Lebih lanjut, beberapa sanggar seni turut diapresiasi atas peran aktifnya dalam berbagai festival, seperti Sanggar Putragiriloka dan Sanggar Wira Budaya yang sukses menggelar “Festival Dulag Istimewa”, serta Sanggar Putragiriloka lagi untuk pergelaran “Binojakrama Padalangan”.
Sanggar Perceka Art juga menerima penghargaan atas “Festival Kaulinan Rakyat” dan kontribusinya dalam berbagai tema seni.
​Tak hanya individu, sektor usaha juga memiliki peran vital. Tiga perusahaan besar, yaitu PT. Dunia Agro Cipta Bahagia (Pelaku Usaha Menengah), PT. Pyridam Farma (Pelaku Usaha Besar), dan PT. Tirta Investama Cianjur (Pelaku Usaha Besar), dianugerahi penghargaan atas dukungan dan kontribusi mereka terhadap ekosistem budaya dan ekonomi kreatif daerah.

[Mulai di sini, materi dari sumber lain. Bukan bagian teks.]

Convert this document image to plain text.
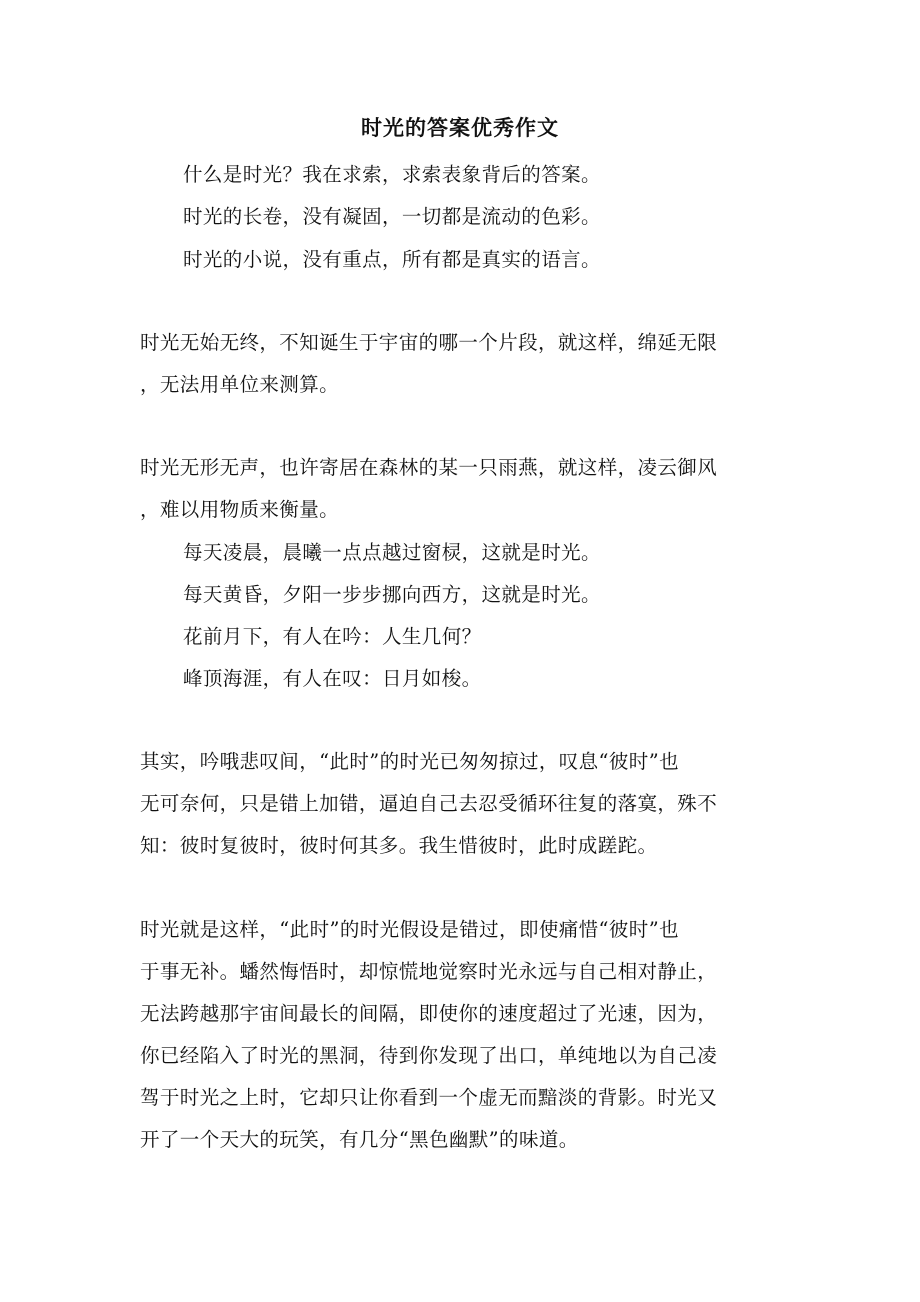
时光的答案优秀作文
什么是时光？我在求索，求索表象背后的答案。
时光的长卷，没有凝固，一切都是流动的色彩。
时光的小说，没有重点，所有都是真实的语言。
时光无始无终，不知诞生于宇宙的哪一个片段，就这样，绵延无限
，无法用单位来测算。
时光无形无声，也许寄居在森林的某一只雨燕，就这样，凌云御风
，难以用物质来衡量。
每天凌晨，晨曦一点点越过窗棂，这就是时光。
每天黄昏，夕阳一步步挪向西方，这就是时光。
花前月下，有人在吟：人生几何？
峰顶海涯，有人在叹：日月如梭。
其实，吟哦悲叹间，“此时”的时光已匆匆掠过，叹息“彼时”也
无可奈何，只是错上加错，逼迫自己去忍受循环往复的落寞，殊不
知：彼时复彼时，彼时何其多。我生惜彼时，此时成蹉跎。
时光就是这样，“此时”的时光假设是错过，即使痛惜“彼时”也
于事无补。蟠然悔悟时，却惊慌地觉察时光永远与自己相对静止，
无法跨越那宇宙间最长的间隔，即使你的速度超过了光速，因为，
你已经陷入了时光的黑洞，待到你发现了出口，单纯地以为自己凌
驾于时光之上时，它却只让你看到一个虚无而黯淡的背影。时光又
开了一个天大的玩笑，有几分“黑色幽默”的味道。
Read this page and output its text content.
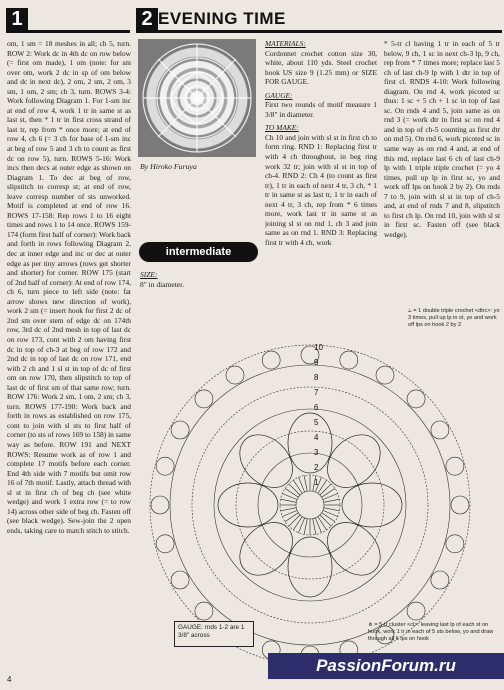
1	2 EVENING TIME

om, 1 sm = 18 meshes in all; ch 5, turn. ROW 2: Work dc in 4th dc on row below (= first om made), 1 om (note: for sm over om, work 2 dc in sp of om below and dc in next dc), 2 om, 2 sm, 2 om, 3 sm, 1 om, 2 sm; ch 3, turn. ROWS 3-4: Work following Diagram 1. For 1-sm inc at end of row 4, work 1 tr in same st as last st, then * 1 tr in first cross strand of last tr, rep from * once more; at end of row 4, ch 6 (= 3 ch for base of 1-sm inc at beg of row 5 and 3 ch to count as first dc on row 5), turn. ROWS 5-16: Work incs then decs at outer edge as shown on Diagram 1. To dec at beg of row, slipstitch to corresp st; at end of row, leave corresp number of sts unworked. Motif is completed at end of row 16. ROWS 17-158: Rep rows 1 to 16 eight times and rows 1 to 14 once. ROWS 159-174 (form first half of corner): Work back and forth in rows following Diagram 2, dec at inner edge and inc or dec at outer edge as per tiny arrows (rows get shorter and shorter) for corner. ROW 175 (start of 2nd half of corner): At end of row 174, ch 6, turn piece to left side (note: fat arrow shows new direction of work), work 2 sm (= insert hook for first 2 dc of 2nd sm over stem of edge dc on 174th row, 3rd dc of 2nd mesh in top of last dc on row 173, cont with 2 om having first dc in top of ch-3 at beg of row 172 and 2nd dc in top of last dc on row 171, end with 2 ch and 1 sl st in top of dc of first om on row 170, then slipstitch to top of last dc of first sm of that same row; turn. ROW 176: Work 2 sm, 1 om, 2 sm; ch 3, turn. ROWS 177-190: Work back and forth in rows as established on row 175, cont to join with sl sts to first half of corner (to sts of rows 169 to 158) in same way as before. ROW 191 and NEXT ROWS: Resume work as of row 1 and complete 17 motifs before each corner. End 4th side with 7 motifs but omit row 16 of 7th motif. Lastly, attach thread with sl st in first ch of beg ch (see white wedge) and work 1 extra row (= to row 14) across other side of beg ch. Fasten off (see black wedge). Sew-join the 2 open ends, taking care to match stitch to stitch.

By Hiroko Furuya
intermediate
SIZE:
8" in diameter.

MATERIALS:

Cordonnet crochet cotton size 30, white, about 110 yds. Steel crochet hook US size 9 (1.25 mm) or SIZE FOR GAUGE.

GAUGE:

First two rounds of motif measure 1 3/8" in diameter.

TO MAKE:

Ch 10 and join with sl st in first ch to form ring. RND 1: Replacing first tr with 4 ch throughout, in beg ring work 32 tr; join with sl st in top of ch-4. RND 2: Ch 4 (to count as first tr), 1 tr in each of next 4 tr, 3 ch, * 1 tr in same st as last tr, 1 tr in each of next 4 tr, 3 ch, rep from * 6 times more, work last tr in same st as joining sl st on rnd 1, ch 3 and join same as on rnd 1. RND 3: Replacing first tr with 4 ch, work

* 5-tr cl having 1 tr in each of 5 tr below, 9 ch, 1 sc in next ch-3 lp, 9 ch, rep from * 7 times more; replace last 5 ch of last ch-9 lp with 1 dtr in top of first cl. RNDS 4-10: Work following diagram. On rnd 4, work picoted sc thus: 1 sc + 5 ch + 1 sc in top of last sc. On rnds 4 and 5, join same as on rnd 3 (= work dtr in first sc on rnd 4 and in top of ch-5 counting as first dtr on rnd 5). On rnd 6, work picoted sc in same way as on rnd 4 and, at end of this rnd, replace last 6 ch of last ch-9 lp with 1 triple triple crochet (= yo 4 times, pull up lp in first sc, yo and work off lps on hook 2 by 2). On rnds 7 to 9, join with sl st in top of ch-5 and, at end of rnds 7 and 8, slipstitch to first ch lp. On rnd 10, join with sl st in first sc. Fasten off (see black wedge).

⟂ = 1 double triple crochet <dtrc>: yo 3 times, pull up lp in st, yo and work off lps on hook 2 by 2
1
2
3
4
5
6
7
8
9
10
GAUGE: rnds 1-2 are 1 3/8" across
⋔ = 5-tr cluster <cl>: leaving last lp of each st on hook, work 1 tr in each of 5 sts below, yo and draw through all 6 lps on hook
4
PassionForum.ru
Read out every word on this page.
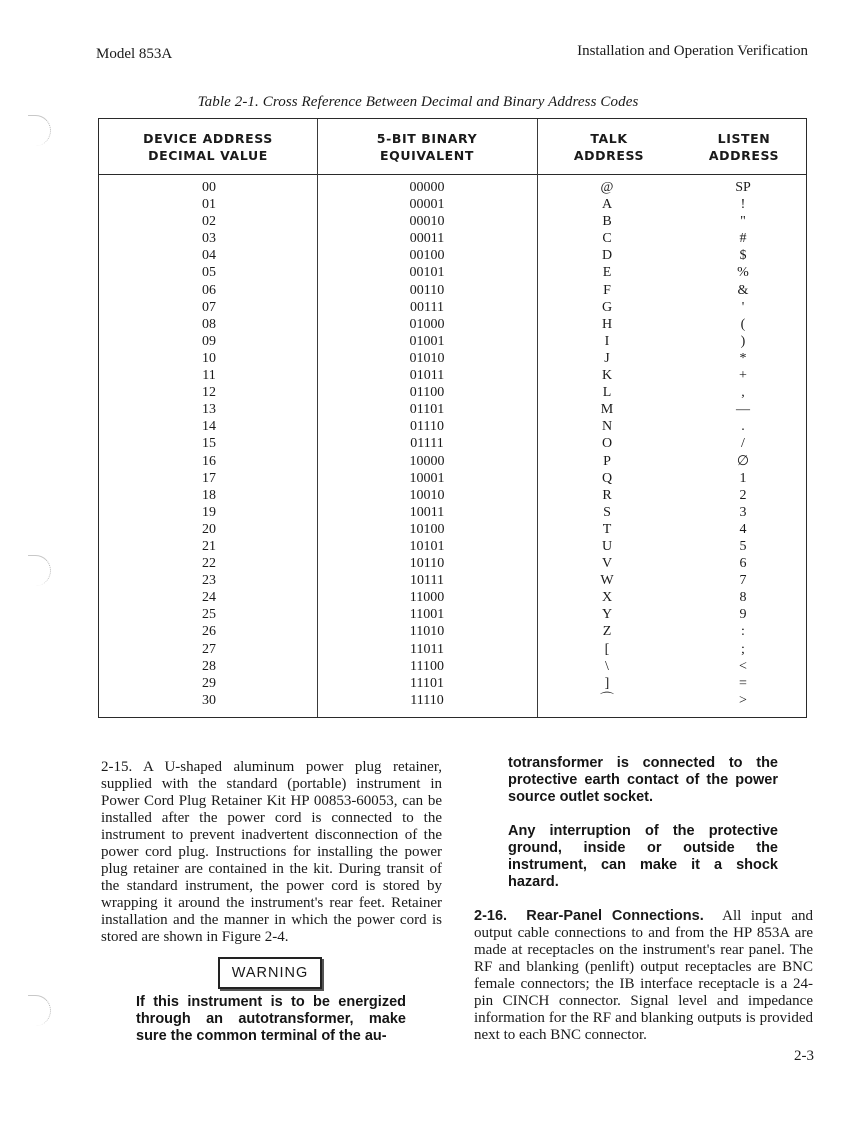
Model 853A	Installation and Operation Verification
Table 2-1. Cross Reference Between Decimal and Binary Address Codes
DEVICE ADDRESS
DECIMAL VALUE
5-BIT BINARY
EQUIVALENT
TALK
ADDRESS
LISTEN
ADDRESS
00
01
02
03
04
05
06
07
08
09
10
11
12
13
14
15
16
17
18
19
20
21
22
23
24
25
26
27
28
29
30
00000
00001
00010
00011
00100
00101
00110
00111
01000
01001
01010
01011
01100
01101
01110
01111
10000
10001
10010
10011
10100
10101
10110
10111
11000
11001
11010
11011
11100
11101
11110
@
A
B
C
D
E
F
G
H
I
J
K
L
M
N
O
P
Q
R
S
T
U
V
W
X
Y
Z
[
\
]
⌒
SP
!
"
#
$
%
&
'
(
)
*
+
,
—
.
/
∅
1
2
3
4
5
6
7
8
9
:
;
<
=
>
2-15. A U-shaped aluminum power plug retainer, supplied with the standard (portable) instrument in Power Cord Plug Retainer Kit HP 00853-60053, can be installed after the power cord is connected to the instrument to prevent inadvertent disconnection of the power cord plug. Instructions for installing the power plug retainer are contained in the kit. During transit of the standard instrument, the power cord is stored by wrapping it around the instrument's rear feet. Retainer installation and the manner in which the power cord is stored are shown in Figure 2-4.
WARNING
If this instrument is to be energized through an autotransformer, make sure the common terminal of the au-
totransformer is connected to the protective earth contact of the power source outlet socket.
Any interruption of the protective ground, inside or outside the instrument, can make it a shock hazard.
2-16. Rear-Panel Connections. All input and output cable connections to and from the HP 853A are made at receptacles on the instrument's rear panel. The RF and blanking (penlift) output receptacles are BNC female connectors; the IB interface receptacle is a 24-pin CINCH connector. Signal level and impedance information for the RF and blanking outputs is provided next to each BNC connector.
2-3
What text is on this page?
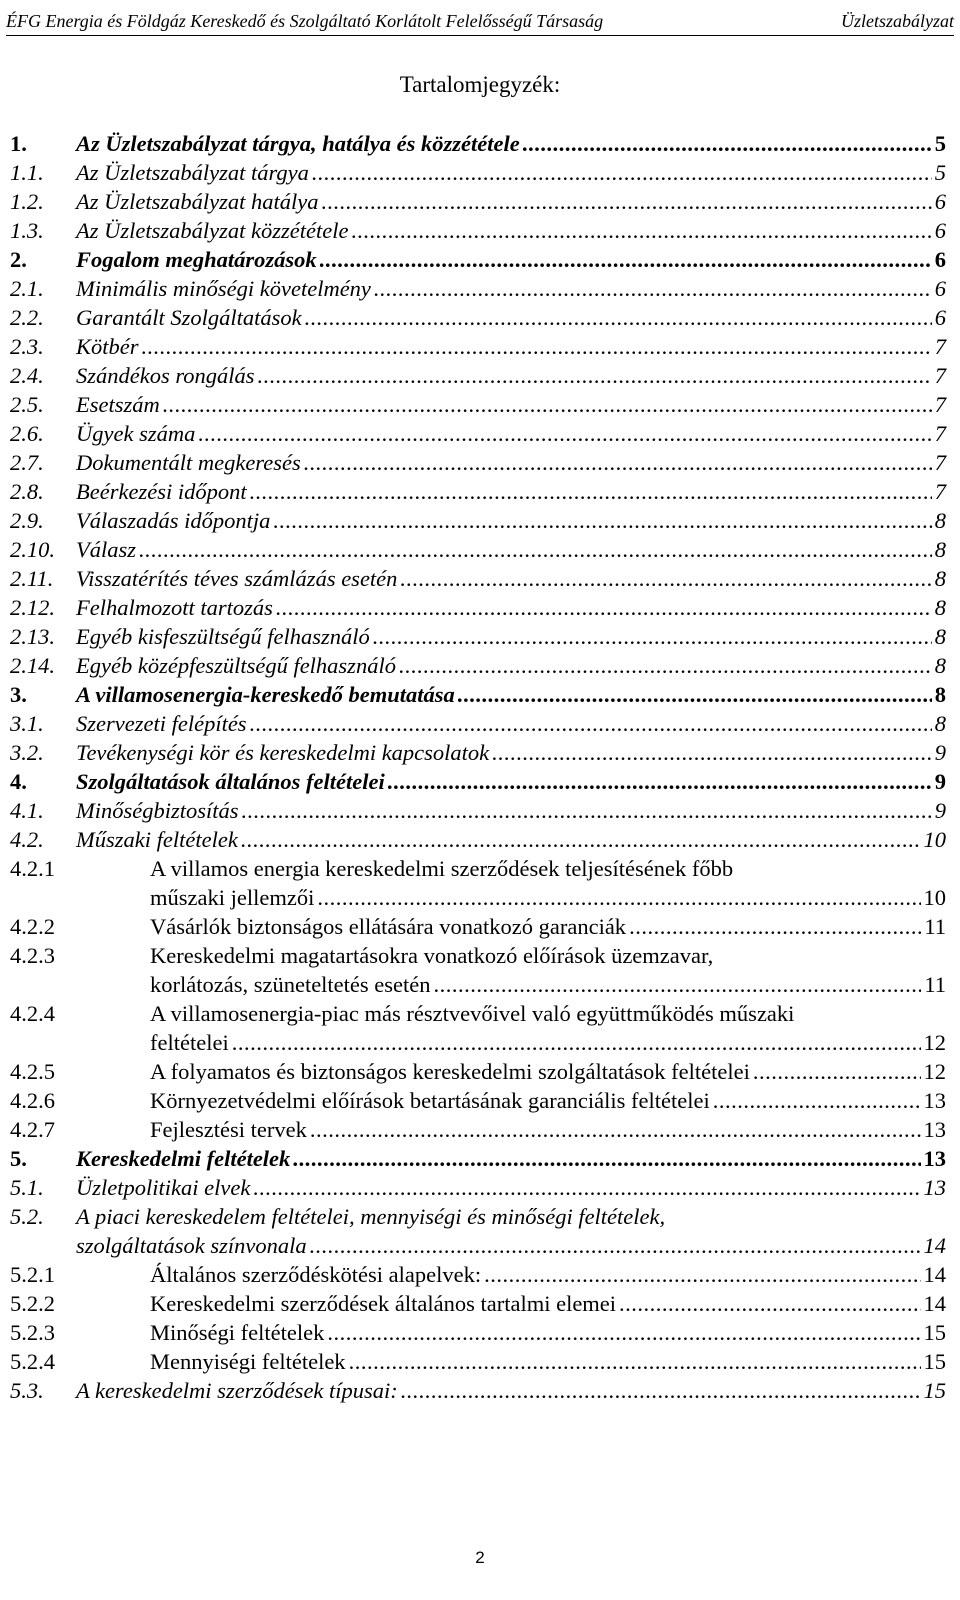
ÉFG Energia és Földgáz Kereskedő és Szolgáltató Korlátolt Felelősségű Társaság	Üzletszabályzat
Tartalomjegyzék:
1. Az Üzletszabályzat tárgya, hatálya és közzététele .....	5
1.1. Az Üzletszabályzat tárgya .....	5
1.2. Az Üzletszabályzat hatálya .....	6
1.3. Az Üzletszabályzat közzététele .....	6
2. Fogalom meghatározások .....	6
2.1. Minimális minőségi követelmény .....	6
2.2. Garantált Szolgáltatások .....	6
2.3. Kötbér .....	7
2.4. Szándékos rongálás .....	7
2.5. Esetszám .....	7
2.6. Ügyek száma .....	7
2.7. Dokumentált megkeresés .....	7
2.8. Beérkezési időpont .....	7
2.9. Válaszadás időpontja .....	8
2.10. Válasz .....	8
2.11. Visszatérítés téves számlázás esetén .....	8
2.12. Felhalmozott tartozás .....	8
2.13. Egyéb kisfeszültségű felhasználó .....	8
2.14. Egyéb középfeszültségű felhasználó .....	8
3. A villamosenergia-kereskedő bemutatása .....	8
3.1. Szervezeti felépítés .....	8
3.2. Tevékenységi kör és kereskedelmi kapcsolatok .....	9
4. Szolgáltatások általános feltételei .....	9
4.1. Minőségbiztosítás .....	9
4.2. Műszaki feltételek .....	10
4.2.1	A villamos energia kereskedelmi szerződések teljesítésének főbb
műszaki jellemzői .....	10
4.2.2	Vásárlók biztonságos ellátására vonatkozó garanciák .....	11
4.2.3	Kereskedelmi magatartásokra vonatkozó előírások üzemzavar,
korlátozás, szüneteltetés esetén .....	11
4.2.4	A villamosenergia-piac más résztvevőivel való együttműködés műszaki
feltételei .....	12
4.2.5	A folyamatos és biztonságos kereskedelmi szolgáltatások feltételei .....	12
4.2.6	Környezetvédelmi előírások betartásának garanciális feltételei .....	13
4.2.7	Fejlesztési tervek .....	13
5. Kereskedelmi feltételek .....	13
5.1. Üzletpolitikai elvek .....	13
5.2. A piaci kereskedelem feltételei, mennyiségi és minőségi feltételek,
szolgáltatások színvonala .....	14
5.2.1	Általános szerződéskötési alapelvek: .....	14
5.2.2	Kereskedelmi szerződések általános tartalmi elemei .....	14
5.2.3	Minőségi feltételek .....	15
5.2.4	Mennyiségi feltételek .....	15
5.3. A kereskedelmi szerződések típusai: .....	15
2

​Di bidang musik, Rangga Gusman diakui atas karya “Musik HJC”-nya, sementara Yayan Sopyan diapresiasi atas desain “Logo HJC”.
Penghargaan juga diberikan kepada Ilham Nurwansah atas sumbangsihnya dalam literasi sejarah melalui buku “Babad Cianjur Karya Nyai Mas Syarifah Didoh 1974”.
​Selain individu dan pelaku seni, beberapa Organisasi Perangkat Daerah (OPD) juga menjadi bagian penting dalam upaya pelestarian budaya.
Dinas Koperasi, Usaha Kecil Menengah Perdagangan dan Perindustrian (DISKUMDAGIN), Badan Kesatuan Bangsa dan Politik (KESBANGPOL), dan Dinas Kependudukan dan Pencatatan Sipil (DISDUKCAPIL) turut tercantum sebagai OPD pengampu yang berkontribusi dalam mendukung kegiatan kebudayaan.
Sinergi antar-OPD ini menunjukkan komitmen Pemerintah Kabupaten Cianjur dalam membangun ekosistem budaya yang kuat dan berkelanjutan.